Mapping of GRIK2 variants onto protein structures and analysis of tolerance ratios
(A) The primary sequence and key structural domains of the GluK2 subunit are shown in cartoon form together with the predicted divergences from wild-type amino acids.
(B) Lollipop mapping of the sites of variants in this report (red lollipops), other missense variants (green), and a truncating variant (gray) in the “hotspot” region in the M3 helix and M3-S2 linker domains.24 Variant sites are from gnomAD.
(C) Missense tolerance ratio of GRIK2 variants analyzed with a 31 amino acid window. Red domains indicate highly intolerant regions of the gene mapped onto the primary protein sequence. The relative positions of the variants in this study are shown with a brown bar at the top.
(D) Tetrameric structure of the homomeric GluK2 KAR (PDB: 5kuf);26 each subunit is color-coded and denoted as A, B, C, or D according to convention.27 The boxed region harbors the protein variants and spans the bottom of the LBDs, the gating linkers, and external segments of the pore helices.
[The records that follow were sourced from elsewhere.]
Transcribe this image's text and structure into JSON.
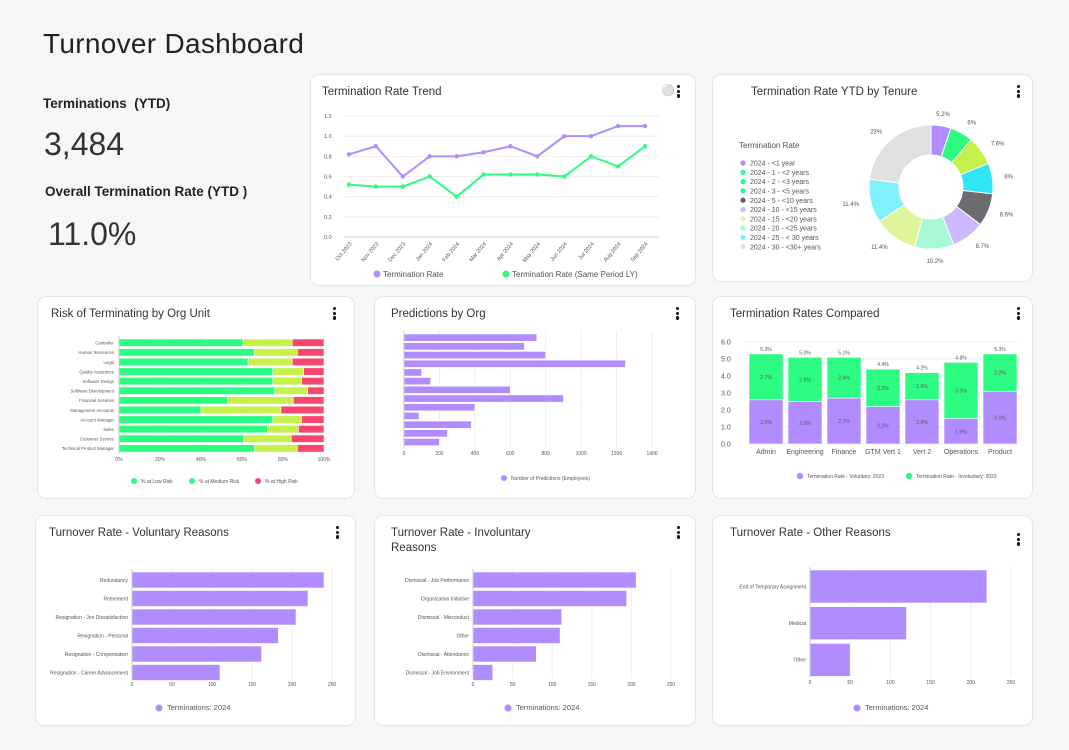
{
  "page": {
    "title": "Turnover Dashboard"
  },
  "kpis": {
    "terminations_label": "Terminations  (YTD)",
    "terminations_value": "3,484",
    "rate_label": "Overall Termination Rate (YTD )",
    "rate_value": "11.0%"
  },
  "icons": {
    "menu": "kebab-vertical-icon",
    "insight": "lightbulb-icon"
  },
  "chart_data": [
    {
      "type": "line",
      "title": "Termination Rate Trend",
      "categories": [
        "Oct 2023",
        "Nov 2023",
        "Dec 2023",
        "Jan 2024",
        "Feb 2024",
        "Mar 2024",
        "Apr 2024",
        "May 2024",
        "Jun 2024",
        "Jul 2024",
        "Aug 2024",
        "Sep 2024"
      ],
      "ylim": [
        0,
        1.2
      ],
      "yticks": [
        "0.0",
        "0.2",
        "0.4",
        "0.6",
        "0.8",
        "1.0",
        "1.2"
      ],
      "grid": true,
      "legend": "bottom",
      "series": [
        {
          "name": "Termination Rate",
          "color": "#b18cff",
          "values": [
            0.82,
            0.9,
            0.6,
            0.8,
            0.8,
            0.84,
            0.9,
            0.8,
            1.0,
            1.0,
            1.1,
            1.1
          ]
        },
        {
          "name": "Termination Rate (Same Period LY)",
          "color": "#2dfc82",
          "values": [
            0.52,
            0.5,
            0.5,
            0.6,
            0.4,
            0.62,
            0.62,
            0.62,
            0.6,
            0.8,
            0.7,
            0.9
          ]
        }
      ]
    },
    {
      "type": "pie",
      "title": "Termination Rate YTD by Tenure",
      "legend_title": "Termination Rate",
      "legend": "left",
      "labels": [
        "2024 - <1 year",
        "2024 - 1 - <2 years",
        "2024 - 2 - <3 years",
        "2024 - 3 - <5 years",
        "2024 - 5 - <10 years",
        "2024  - 10 - <15 years",
        "2024 - 15 - <20 years",
        "2024 - 20 - <25 years",
        "2024 - 25 - < 30 years",
        "2024 - 30 - <30+ years"
      ],
      "legend_colors": [
        "#b18cff",
        "#2dfc82",
        "#2dfc82",
        "#2dfc82",
        "#5f5f63",
        "#cdb8ff",
        "#e2f79c",
        "#a6f9d4",
        "#80f0fb",
        "#e0e0e0"
      ],
      "values": [
        5.2,
        6,
        7.6,
        8,
        8.6,
        8.7,
        10.2,
        11.4,
        11.4,
        23
      ],
      "value_labels": [
        "5.2%",
        "6%",
        "7.6%",
        "8%",
        "8.6%",
        "8.7%",
        "10.2%",
        "11.4%",
        "11.4%",
        "23%"
      ],
      "colors": [
        "#b18cff",
        "#2dfc82",
        "#c5f24a",
        "#2ee6f8",
        "#6b6b70",
        "#cdb8ff",
        "#a6f9d4",
        "#dff59a",
        "#80f0fb",
        "#e0e0e0"
      ]
    },
    {
      "type": "bar",
      "orientation": "horizontal-stacked-100",
      "title": "Risk of Terminating by Org Unit",
      "categories": [
        "Controller",
        "Human Resources",
        "Legal",
        "Quality Assurance",
        "Software Design",
        "Software Development",
        "Financial Services",
        "Management Accounts",
        "Account Manager",
        "Sales",
        "Customer Service",
        "Technical Product Manager"
      ],
      "xticks": [
        "0%",
        "20%",
        "40%",
        "60%",
        "80%",
        "100%"
      ],
      "xlim": [
        0,
        100
      ],
      "legend": "bottom",
      "series": [
        {
          "name": "% at Low Risk",
          "color": "#2dfc82",
          "legend_color": "#2dfc82",
          "values": [
            60.5,
            66,
            63,
            75,
            75,
            76,
            53,
            40,
            75,
            72.5,
            61,
            66
          ]
        },
        {
          "name": "% at Medium Risk",
          "color": "#c5f24a",
          "legend_color": "#2dfc82",
          "values": [
            24,
            21,
            21.5,
            15,
            14,
            16,
            32,
            39,
            14,
            15,
            23,
            21
          ]
        },
        {
          "name": "% at High Risk",
          "color": "#f7476e",
          "legend_color": "#f7476e",
          "values": [
            15.5,
            13,
            15.5,
            10,
            11,
            8,
            15,
            21,
            11,
            12.5,
            16,
            13
          ]
        }
      ]
    },
    {
      "type": "bar",
      "orientation": "horizontal",
      "title": "Predictions by Org",
      "xlim": [
        0,
        1400
      ],
      "xticks": [
        "0",
        "200",
        "400",
        "600",
        "800",
        "1000",
        "1200",
        "1400"
      ],
      "legend": "bottom",
      "series": [
        {
          "name": "Number of Predictions (Employees)",
          "color": "#b18cff",
          "values": [
            750,
            680,
            800,
            1250,
            100,
            150,
            600,
            900,
            400,
            85,
            380,
            245,
            200
          ]
        }
      ]
    },
    {
      "type": "bar",
      "orientation": "vertical-stacked",
      "title": "Termination Rates Compared",
      "categories": [
        "Admin",
        "Engineering",
        "Finance",
        "GTM Vert 1",
        "Vert 2",
        "Operations",
        "Product"
      ],
      "ylim": [
        0,
        6
      ],
      "yticks": [
        "0.0",
        "1.0",
        "2.0",
        "3.0",
        "4.0",
        "5.0",
        "6.0"
      ],
      "totals": [
        "5.3%",
        "5.0%",
        "5.1%",
        "4.4%",
        "4.2%",
        "4.8%",
        "5.3%"
      ],
      "legend": "bottom",
      "series": [
        {
          "name": "Termination Rate - Voluntary: 2023",
          "color": "#b18cff",
          "values": [
            2.6,
            2.5,
            2.7,
            2.2,
            2.6,
            1.5,
            3.1
          ],
          "labels": [
            "2.6%",
            "2.5%",
            "2.7%",
            "2.2%",
            "2.6%",
            "1.5%",
            "3.1%"
          ]
        },
        {
          "name": "Termination Rate - Involuntary: 2023",
          "color": "#2dfc82",
          "values": [
            2.7,
            2.6,
            2.4,
            2.2,
            1.6,
            3.3,
            2.2
          ],
          "labels": [
            "2.7%",
            "2.6%",
            "2.4%",
            "2.2%",
            "1.6%",
            "3.3%",
            "2.2%"
          ]
        }
      ]
    },
    {
      "type": "bar",
      "orientation": "horizontal",
      "title": "Turnover Rate - Voluntary Reasons",
      "categories": [
        "Redundancy",
        "Retirement",
        "Resignation - Jon Dissatisfaction",
        "Resignation - Personal",
        "Resignation - Compensation",
        "Resignation - Career Advancement"
      ],
      "xlim": [
        0,
        250
      ],
      "xticks": [
        "0",
        "50",
        "100",
        "150",
        "200",
        "250"
      ],
      "legend": "bottom",
      "series": [
        {
          "name": "Terminations: 2024",
          "color": "#b18cff",
          "values": [
            240,
            220,
            205,
            183,
            162,
            110
          ]
        }
      ]
    },
    {
      "type": "bar",
      "orientation": "horizontal",
      "title": "Turnover Rate - Involuntary Reasons",
      "categories": [
        "Dismissal - Job Performance",
        "Organization Initiative",
        "Dismissal - Misconduct",
        "Other",
        "Dismissal - Attendance",
        "Dismissal - Job Environment"
      ],
      "xlim": [
        0,
        250
      ],
      "xticks": [
        "0",
        "50",
        "100",
        "150",
        "200",
        "250"
      ],
      "legend": "bottom",
      "series": [
        {
          "name": "Terminations: 2024",
          "color": "#b18cff",
          "values": [
            206,
            194,
            112,
            110,
            80,
            25
          ]
        }
      ]
    },
    {
      "type": "bar",
      "orientation": "horizontal",
      "title": "Turnover Rate - Other Reasons",
      "categories": [
        "End of Temporary Assignment",
        "Medical",
        "Other"
      ],
      "xlim": [
        0,
        250
      ],
      "xticks": [
        "0",
        "50",
        "100",
        "150",
        "200",
        "250"
      ],
      "legend": "bottom",
      "series": [
        {
          "name": "Terminations: 2024",
          "color": "#b18cff",
          "values": [
            220,
            120,
            50
          ]
        }
      ]
    }
  ]
}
(E) The top box shows a side-on view of isoleucine 668 (I668) in the M3-S2 linker (circled, colored by chain) and threonine 660 (T660) in M3 (starred). Alanine 657 (A657) projects into neighboring M3 helices and is not visible in this view. The top-down view of the M3 helices reveals the projection of threonine side chains into the channel pore (asterisk marks threonine 660 in chain D). Alanine 657 stabilizes interactions between M3 domains (circled in chain D). A closer view of isoleucine 668 with the atomic surface shown as red dots illustrates the projection of its hydrophobic side chain into a pocket formed from residues in the S2 domain of the LBD. ATD, amino-terminal domain; CTD, carboxy-terminal domain; LBD, ligand-binding domain; MTR, missense tolerance ratio; TMD, transmembrane domain.